Rahyang Whisanggeni

Pujangga
Chapter #9

Bandit Pemangsa Manusia

Leuweung Sirah merupakan hutan terlarang yang terkenal angker dan berbahaya.

Hutan itu berada di wilayah pegunungan Kendes yang berbatasan langsung dengan wilayah pegunungan pilar siluman.

Meski wilayah tersebut tidak huni oleh para mahluk halus. Namun pegunungan Kendes juga dijuluki sebagai pegunungan maut. Yakni sebuah tempat sakral yang kerap memakan banyak korban.

Konon katanya siapa pun yang memasuki wilayah pegunungan Kendes akan mati dengan kepala terpenggal membuat para penduduk tidak ada yang berani bertandang ke sana.

Akan tetapi wilayah Leuweung Sirah merupakan jalan satu-satunya penghubung antar daratan.

Ujung barat hutan itu bersentuhan langsung dengan lautan.

Sedang sisi selatan merupakan gurun gersang tanpa kehidupan sehingga manusia tidak akan bisa melewatinya.

Sementara sisi Utara adalah wilayah pegunungan pilar siluman. Tempat paling berbahaya yang ada di daratan Nusakerta.

Tidak ada pilihan lain bagi para penghuni daratan luar. Siapa pun yang berniat memasuki Nusakerta hanya bisa melalui jalur Leuweung Sirah.

Waktu itu hari tengah memasukan malam.

Bintang-bintang bertaburan indah menawan.

Sementara sinar rembulan masih temaram pertanda ia baru saja hendak tiba ke peradaban.

Di dalam hutan lebih tepatnya wilayah barat pegunungan. Pohon-pohon menjulang tinggi menantang langit, membuat sinar rembulan tak mampu menembus pekatnya dedaunan.

Akan tetapi di dasar hutan, di atas akar besar yang menggeliat ke permukaan.
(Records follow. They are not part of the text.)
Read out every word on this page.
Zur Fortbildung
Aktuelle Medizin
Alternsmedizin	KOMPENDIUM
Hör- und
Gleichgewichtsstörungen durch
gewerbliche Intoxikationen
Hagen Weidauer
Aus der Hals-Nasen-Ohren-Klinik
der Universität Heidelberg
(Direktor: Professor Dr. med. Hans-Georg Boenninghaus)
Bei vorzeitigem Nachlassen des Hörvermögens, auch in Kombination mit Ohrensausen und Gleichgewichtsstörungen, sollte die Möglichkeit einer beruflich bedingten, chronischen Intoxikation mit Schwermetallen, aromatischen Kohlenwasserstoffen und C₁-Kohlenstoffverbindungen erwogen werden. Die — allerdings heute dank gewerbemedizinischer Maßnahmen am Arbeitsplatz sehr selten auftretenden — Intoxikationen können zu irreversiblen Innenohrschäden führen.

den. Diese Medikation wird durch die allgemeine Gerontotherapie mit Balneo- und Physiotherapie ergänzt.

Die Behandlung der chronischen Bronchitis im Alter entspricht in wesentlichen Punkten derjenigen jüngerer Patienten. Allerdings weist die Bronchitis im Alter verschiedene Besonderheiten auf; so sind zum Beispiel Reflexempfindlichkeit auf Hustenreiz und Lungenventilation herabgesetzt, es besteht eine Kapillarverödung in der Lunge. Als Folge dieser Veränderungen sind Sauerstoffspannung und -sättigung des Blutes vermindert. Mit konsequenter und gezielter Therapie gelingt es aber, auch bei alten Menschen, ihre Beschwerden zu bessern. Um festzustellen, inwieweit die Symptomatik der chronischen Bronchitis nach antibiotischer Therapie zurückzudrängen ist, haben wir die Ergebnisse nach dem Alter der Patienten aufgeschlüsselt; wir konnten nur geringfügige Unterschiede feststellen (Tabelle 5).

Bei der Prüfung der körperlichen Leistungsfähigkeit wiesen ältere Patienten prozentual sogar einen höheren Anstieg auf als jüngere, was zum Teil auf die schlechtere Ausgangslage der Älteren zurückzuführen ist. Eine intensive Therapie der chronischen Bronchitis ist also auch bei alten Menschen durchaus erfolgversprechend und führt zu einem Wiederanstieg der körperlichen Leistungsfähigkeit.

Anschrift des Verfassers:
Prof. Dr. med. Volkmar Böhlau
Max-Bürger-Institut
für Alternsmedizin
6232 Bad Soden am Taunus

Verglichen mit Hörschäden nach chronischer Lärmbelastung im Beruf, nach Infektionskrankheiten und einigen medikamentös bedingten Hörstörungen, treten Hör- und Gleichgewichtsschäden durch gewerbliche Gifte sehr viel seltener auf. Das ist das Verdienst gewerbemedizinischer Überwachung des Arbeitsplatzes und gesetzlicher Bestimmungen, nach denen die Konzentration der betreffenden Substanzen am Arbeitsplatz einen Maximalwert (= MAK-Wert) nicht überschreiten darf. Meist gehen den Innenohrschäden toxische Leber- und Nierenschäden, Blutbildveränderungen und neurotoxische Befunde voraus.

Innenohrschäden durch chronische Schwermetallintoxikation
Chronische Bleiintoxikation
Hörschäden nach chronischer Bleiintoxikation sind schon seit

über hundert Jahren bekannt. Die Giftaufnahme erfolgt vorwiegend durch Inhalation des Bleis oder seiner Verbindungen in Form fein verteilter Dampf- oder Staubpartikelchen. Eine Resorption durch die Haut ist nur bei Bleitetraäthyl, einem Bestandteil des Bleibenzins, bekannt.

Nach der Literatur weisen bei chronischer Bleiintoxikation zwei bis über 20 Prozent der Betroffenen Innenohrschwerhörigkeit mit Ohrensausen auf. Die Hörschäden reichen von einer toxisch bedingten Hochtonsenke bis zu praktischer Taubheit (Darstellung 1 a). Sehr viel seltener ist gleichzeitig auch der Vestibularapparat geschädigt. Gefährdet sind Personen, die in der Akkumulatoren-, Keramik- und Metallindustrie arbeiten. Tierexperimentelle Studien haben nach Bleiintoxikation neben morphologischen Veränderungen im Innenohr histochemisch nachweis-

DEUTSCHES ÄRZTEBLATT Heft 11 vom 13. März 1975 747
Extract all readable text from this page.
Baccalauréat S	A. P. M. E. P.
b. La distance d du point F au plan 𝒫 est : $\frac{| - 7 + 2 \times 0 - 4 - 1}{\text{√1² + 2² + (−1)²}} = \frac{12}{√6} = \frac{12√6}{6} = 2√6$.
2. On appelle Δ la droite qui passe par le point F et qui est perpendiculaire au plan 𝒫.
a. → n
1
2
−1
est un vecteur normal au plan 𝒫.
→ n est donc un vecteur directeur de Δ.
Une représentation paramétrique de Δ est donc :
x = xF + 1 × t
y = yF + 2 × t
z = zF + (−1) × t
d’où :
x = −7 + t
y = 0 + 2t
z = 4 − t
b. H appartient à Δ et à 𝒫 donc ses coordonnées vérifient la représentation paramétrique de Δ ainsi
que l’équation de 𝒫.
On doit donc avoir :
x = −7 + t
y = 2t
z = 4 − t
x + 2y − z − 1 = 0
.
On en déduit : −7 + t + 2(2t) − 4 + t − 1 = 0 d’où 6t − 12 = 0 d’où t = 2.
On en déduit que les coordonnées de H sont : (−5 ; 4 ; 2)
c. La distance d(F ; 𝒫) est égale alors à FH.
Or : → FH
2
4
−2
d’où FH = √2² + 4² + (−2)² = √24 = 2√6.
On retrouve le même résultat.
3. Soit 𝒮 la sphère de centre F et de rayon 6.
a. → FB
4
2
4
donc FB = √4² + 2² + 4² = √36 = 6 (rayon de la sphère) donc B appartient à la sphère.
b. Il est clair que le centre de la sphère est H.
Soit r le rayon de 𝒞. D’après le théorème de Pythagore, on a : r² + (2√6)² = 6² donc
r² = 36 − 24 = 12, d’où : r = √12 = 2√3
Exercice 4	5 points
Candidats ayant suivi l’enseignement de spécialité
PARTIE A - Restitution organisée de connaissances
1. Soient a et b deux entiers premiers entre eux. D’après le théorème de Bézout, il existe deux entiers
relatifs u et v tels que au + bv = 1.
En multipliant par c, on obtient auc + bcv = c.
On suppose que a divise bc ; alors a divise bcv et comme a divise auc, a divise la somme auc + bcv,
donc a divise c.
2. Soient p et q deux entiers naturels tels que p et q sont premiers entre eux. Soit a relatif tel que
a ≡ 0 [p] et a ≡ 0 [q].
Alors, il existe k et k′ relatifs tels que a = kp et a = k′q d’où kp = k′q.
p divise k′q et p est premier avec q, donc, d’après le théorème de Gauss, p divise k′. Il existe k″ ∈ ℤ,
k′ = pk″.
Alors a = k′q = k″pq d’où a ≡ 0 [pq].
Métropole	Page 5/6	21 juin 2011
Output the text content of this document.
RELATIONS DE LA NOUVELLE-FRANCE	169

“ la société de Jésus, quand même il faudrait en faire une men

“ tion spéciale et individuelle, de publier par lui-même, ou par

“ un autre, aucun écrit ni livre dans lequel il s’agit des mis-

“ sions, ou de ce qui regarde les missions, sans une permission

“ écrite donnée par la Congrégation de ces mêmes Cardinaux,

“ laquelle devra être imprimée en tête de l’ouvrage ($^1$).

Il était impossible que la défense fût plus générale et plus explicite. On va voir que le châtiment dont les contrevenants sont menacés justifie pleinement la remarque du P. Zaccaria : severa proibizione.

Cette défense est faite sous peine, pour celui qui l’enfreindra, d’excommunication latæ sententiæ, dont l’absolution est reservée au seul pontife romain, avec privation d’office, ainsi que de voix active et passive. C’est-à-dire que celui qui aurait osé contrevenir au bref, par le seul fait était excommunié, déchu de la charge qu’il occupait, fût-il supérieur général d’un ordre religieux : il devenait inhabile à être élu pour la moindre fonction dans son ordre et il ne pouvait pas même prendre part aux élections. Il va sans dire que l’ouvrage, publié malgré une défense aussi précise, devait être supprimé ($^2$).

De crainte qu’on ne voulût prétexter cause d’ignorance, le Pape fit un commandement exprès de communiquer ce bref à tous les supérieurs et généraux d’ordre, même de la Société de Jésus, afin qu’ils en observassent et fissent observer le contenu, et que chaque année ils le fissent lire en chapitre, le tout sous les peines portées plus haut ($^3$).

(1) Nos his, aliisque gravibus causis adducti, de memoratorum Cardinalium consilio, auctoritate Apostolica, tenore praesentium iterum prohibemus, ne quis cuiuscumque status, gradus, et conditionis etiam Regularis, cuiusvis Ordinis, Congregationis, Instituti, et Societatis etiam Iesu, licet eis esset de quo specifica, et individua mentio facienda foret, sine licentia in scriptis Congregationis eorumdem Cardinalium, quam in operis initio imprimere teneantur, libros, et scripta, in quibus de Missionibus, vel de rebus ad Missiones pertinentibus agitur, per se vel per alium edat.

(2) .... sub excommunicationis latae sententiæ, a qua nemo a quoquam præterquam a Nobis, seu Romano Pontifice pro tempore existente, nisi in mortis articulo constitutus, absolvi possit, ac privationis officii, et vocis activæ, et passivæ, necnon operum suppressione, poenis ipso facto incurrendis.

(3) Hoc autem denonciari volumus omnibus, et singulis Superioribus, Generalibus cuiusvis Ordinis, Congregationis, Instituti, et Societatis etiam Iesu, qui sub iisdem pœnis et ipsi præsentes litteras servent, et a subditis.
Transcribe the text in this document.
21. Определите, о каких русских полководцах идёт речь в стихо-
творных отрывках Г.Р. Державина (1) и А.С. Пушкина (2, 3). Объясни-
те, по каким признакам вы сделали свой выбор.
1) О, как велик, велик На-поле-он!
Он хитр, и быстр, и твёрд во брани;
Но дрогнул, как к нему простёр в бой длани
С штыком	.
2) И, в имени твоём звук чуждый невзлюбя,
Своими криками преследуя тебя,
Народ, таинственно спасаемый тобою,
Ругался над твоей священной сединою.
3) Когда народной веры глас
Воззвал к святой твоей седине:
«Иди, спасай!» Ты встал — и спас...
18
Sebuah api unggun berkobar hibar menerangi kegelapan.

Di sana terdapat seorang pria tinggi kekar yang tengah memanggang hewan buruan.

Sedangkan seorang bocah lelaki kecil berbinar menungguinya.

Ada pula seekor kuda hitam tinggi besar tertidur pulas di samping mereka.

Namun kuda itu tidur dalam kondisi siaga seakan tahu bahwa tempat yang sedang di singgahinya bukan tempat biasa.

“Paman, apa itu sungguh bisa dimakan? Mengapa baunya begitu harum begini?” bocak lelaki kecil yang tiada lain adalah Rahyang bertanya penasaran kepada sang pria kekar.

“Hahaha, tentu saja nak Whisan. Apa kau baru pertama kali ini mencium bau hewan bakar?” Balapati Kowo tertawa balik bertanya.

“Mmm,” angguk Rahyang polos.

“Jadi apa yang selama ini kamu makan?” kini malah Balapati Kowo yang penasaran.

“Ubi paman. Dan buah-buahan,” jawab Rahyang jujur.